Engineered ‘starter key’ for brain tumor offers new model for drug testing

Researchers at St. Jude Children’s Research Hospital have applied a new way to trigger the brain tumor medulloblastoma in neural cells that will lead to the ability to test a promising class of anti-tumor drugs. The technology they used, called CRISPR/dCas9 activation, is the equivalent of using a key to start a car, while previous approaches to producing tumors were more like bypassing the key to hot-wire the vehicle.

The interdisciplinary research team included Martine F. Roussel, Ph.D., a member in the Department of Tumor Cell Biology and co-leader of the Cancer Biology Program. The findings appeared online June 7 in the journal Scientific Reports.

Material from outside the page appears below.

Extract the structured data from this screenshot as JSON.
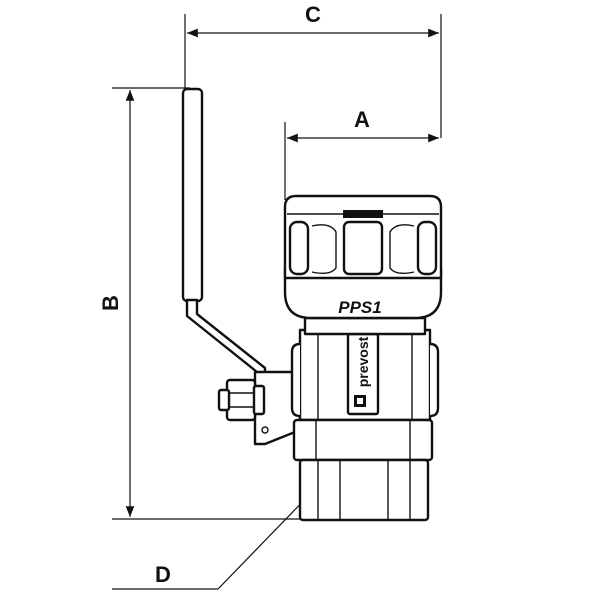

Researchers studied Group 3 medulloblastoma, which is the most common aggressive subtype of medulloblastoma in children. Group 3 medulloblastoma is triggered by over-activation of a gene called MYC.

Previously scientists had generated medulloblastoma tumors in mice for drug testing by introducing a virus carrying activated MYC into neural cells. However, these mouse models bypassed critical MYC genetic controls—the biological equivalent of a car key. The problem with such “hot-wired” models was that they did not allow researchers to test a promising class of drugs called BET inhibitors that could suppress MYC by interfering with the gene’s promoter.

In their research, co-first author Chunliang Li, Ph.D. in collaboration with Jin-Ha Kwon Ph.D. and BaoHan Vo, Ph.D, applied CRISPR technology to activate MYC in neural cells by homing in on the promoter. Many applications of the technology use CRISPR/Cas9, which is a molecular assemblage that can target a specific genetic sequence and snip it apart. However, Li used a “deficient” version, called CRISPRa/dCas9, in which the cutting ability was crippled. Instead, he engineered the assemblage to home in on the MYC promoter and switch it on. Engineered neural cells were implanted into mice. The cells grew into tumors that were medulloblastoma. Li and Kwon work in the laboratory of co-author Charles J. Sherr, M.D., Ph.D., member and chair of the Department of Tumor Biology and a Howard Hughes Medical Institute Investigator.

A central question was whether CRISPRa/dCas9 produced tumors that exactly mimicked clinical medulloblastomas. Indeed, pathology examination of the tumors by co-author Brent Orr, M.D., Ph.D.,—using a technique called immunostaining—established that the tumors had all the characteristics of clinically occurring tumors. Also, genetic analysis by co-author David Finkelstein, Ph.D., established that the tumors were genetically identical to clinical medulloblastomas. And critically, Vo found that a BET inhibiting drug suppressed the activity of MYC in tumors.

“Our use of this technology represents the first time it has been used to induce tumor development,” Roussel said. “Now, we are using the mouse model to test BET inhibitors in various combinations with other drugs in clinical use, to determine whether we can achieve a synergy that will be effective against medulloblastoma.” Roussel said that the effective drug combinations they discover might go into clinical trials at St. Jude.